# Satellite Radio Install Questions



## Camelman16 (Nov 20, 2008)

Alright everybody, I've looked just about everywhere and I still can't seem to find how to install a Sirius satellite radio in my Dub, so hopefully somebody can help or at least point me in the right direction. I know there's probably some FAQ that I'm completely missing, but I've looked high and low and still haven't found it.
I've got a 2004.5 GLI with a Monsoon double-din head unit. I don't have a 6 disc changer. I want to install a Sirius satellite radio and make it as neat and clean as possible. Is there a plug to just plug it in to the back of the head unit? I've seen 853 different ipod adapters listed everywhere, but I can't seem to find one for the satellite. Also, I know this sounds really stupid but, once the auxiliary is plugged into the back, what do I press on the front to access it?
Also, is there any way to integrate the Sirius antenna into the factory antenna on top? Has anybody done this before with good results?
Lastly, I'd like to install the satellite radio above the CD player, where the slot for the stability controll currently is. I've seen people move those buttons on top around (where the 4-ways and defroster are) but how is that actually done?
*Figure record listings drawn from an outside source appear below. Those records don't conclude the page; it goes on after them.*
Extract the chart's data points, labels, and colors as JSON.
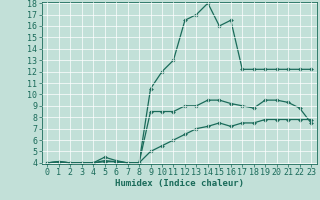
{
  "xlabel": "Humidex (Indice chaleur)",
  "bg_color": "#c2e0d8",
  "line_color": "#1a6b5a",
  "grid_color": "#ffffff",
  "xlim": [
    -0.5,
    23.5
  ],
  "ylim": [
    4,
    18
  ],
  "yticks": [
    4,
    5,
    6,
    7,
    8,
    9,
    10,
    11,
    12,
    13,
    14,
    15,
    16,
    17,
    18
  ],
  "xticks": [
    0,
    1,
    2,
    3,
    4,
    5,
    6,
    7,
    8,
    9,
    10,
    11,
    12,
    13,
    14,
    15,
    16,
    17,
    18,
    19,
    20,
    21,
    22,
    23
  ],
  "line1_x": [
    0,
    1,
    2,
    3,
    4,
    5,
    6,
    7,
    8,
    9,
    10,
    11,
    12,
    13,
    14,
    15,
    16,
    17,
    18,
    19,
    20,
    21,
    22,
    23
  ],
  "line1_y": [
    4.0,
    4.1,
    4.0,
    4.0,
    4.0,
    4.1,
    4.1,
    4.0,
    4.0,
    10.5,
    12.0,
    13.0,
    16.5,
    17.0,
    18.0,
    16.0,
    16.5,
    12.2,
    12.2,
    12.2,
    12.2,
    12.2,
    12.2,
    12.2
  ],
  "line2_x": [
    0,
    1,
    2,
    3,
    4,
    5,
    6,
    7,
    8,
    9,
    10,
    11,
    12,
    13,
    14,
    15,
    16,
    17,
    18,
    19,
    20,
    21,
    22,
    23
  ],
  "line2_y": [
    4.0,
    4.1,
    4.0,
    4.0,
    4.0,
    4.5,
    4.2,
    4.0,
    4.0,
    8.5,
    8.5,
    8.5,
    9.0,
    9.0,
    9.5,
    9.5,
    9.2,
    9.0,
    8.8,
    9.5,
    9.5,
    9.3,
    8.8,
    7.5
  ],
  "line3_x": [
    0,
    1,
    2,
    3,
    4,
    5,
    6,
    7,
    8,
    9,
    10,
    11,
    12,
    13,
    14,
    15,
    16,
    17,
    18,
    19,
    20,
    21,
    22,
    23
  ],
  "line3_y": [
    4.0,
    4.1,
    4.0,
    4.0,
    4.0,
    4.2,
    4.1,
    4.0,
    4.0,
    5.0,
    5.5,
    6.0,
    6.5,
    7.0,
    7.2,
    7.5,
    7.2,
    7.5,
    7.5,
    7.8,
    7.8,
    7.8,
    7.8,
    7.8
  ],
  "marker": "D",
  "markersize": 2.0,
  "linewidth": 0.9,
  "font_size_ticks": 6,
  "font_size_xlabel": 6.5
}
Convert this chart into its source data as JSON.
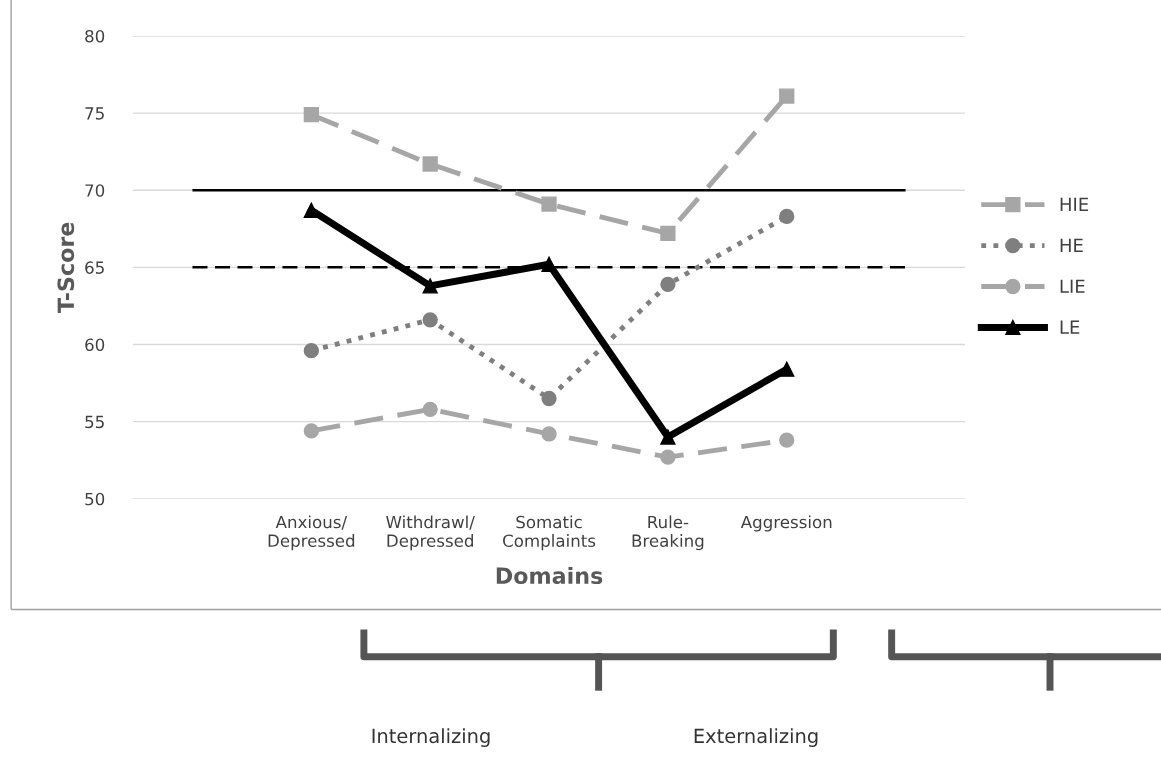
{
  "chart_data": {
    "type": "line",
    "xlabel": "Domains",
    "ylabel": "T-Score",
    "categories": [
      null,
      "Anxious/\nDepressed",
      "Withdrawl/\nDepressed",
      "Somatic\nComplaints",
      "Rule-\nBreaking",
      "Aggression",
      null
    ],
    "series": [
      {
        "name": "HIE",
        "color": "#a6a6a6",
        "line_style": "dashed",
        "marker": "square",
        "values": [
          null,
          74.9,
          71.7,
          69.1,
          67.2,
          76.1,
          null
        ]
      },
      {
        "name": "HE",
        "color": "#7f7f7f",
        "line_style": "dotted",
        "marker": "circle",
        "values": [
          null,
          59.6,
          61.6,
          56.5,
          63.9,
          68.3,
          null
        ]
      },
      {
        "name": "LIE",
        "color": "#a6a6a6",
        "line_style": "dashed",
        "marker": "circle",
        "values": [
          null,
          54.4,
          55.8,
          54.2,
          52.7,
          53.8,
          null
        ]
      },
      {
        "name": "LE",
        "color": "#000000",
        "line_style": "solid",
        "marker": "triangle",
        "values": [
          null,
          68.7,
          63.8,
          65.2,
          54.0,
          58.4,
          null
        ]
      }
    ],
    "ylim": [
      50,
      80
    ],
    "yticks": [
      50,
      55,
      60,
      65,
      70,
      75,
      80
    ],
    "grid": "y",
    "legend": "right",
    "ref_lines": [
      {
        "axis": "y",
        "value": 70,
        "color": "#000000",
        "line_style": "solid"
      },
      {
        "axis": "y",
        "value": 65,
        "color": "#000000",
        "line_style": "dashed"
      }
    ],
    "annotations": [
      "Internalizing",
      "Externalizing"
    ]
  }
}
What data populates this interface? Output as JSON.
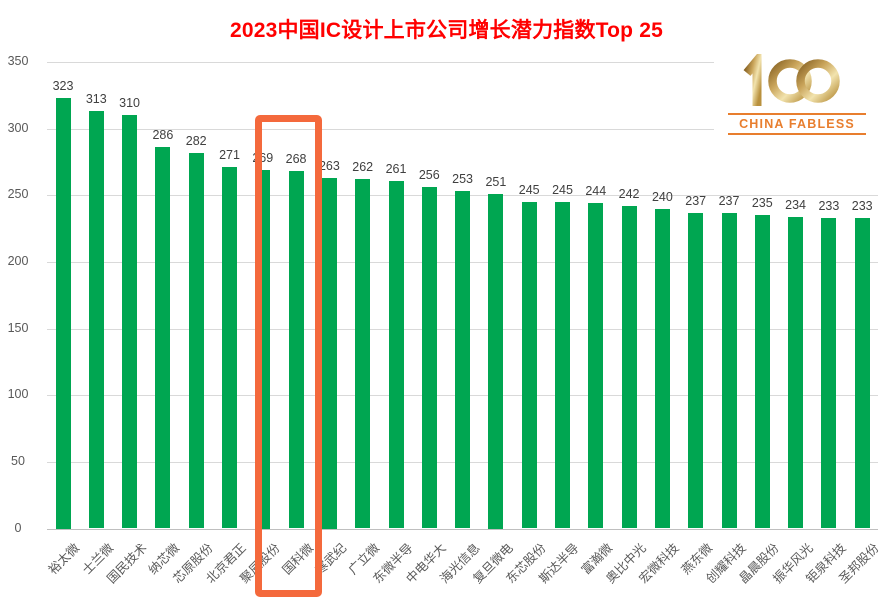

Anybody done this and have some pictures and advice they can share?
Thanks for the help in advance.


----------



## [email protected] (Dec 3, 2007)

*Re: Satellite Radio Install Questions (Camelman16)*

Hello,
On Enfig's website, they seem to have various options for connecting an aftermarket Sirius and would be accessed as an external CD-changer.
Enfig options


----------



## where_2 (Jul 21, 2003)

*Re: Satellite Radio Install Questions ([email protected])*

My personal favorite mounting location is still in this thread: http://forums.vwvortex.com/zerothread?id=2371742
Take your pick, they all look awesome.


----------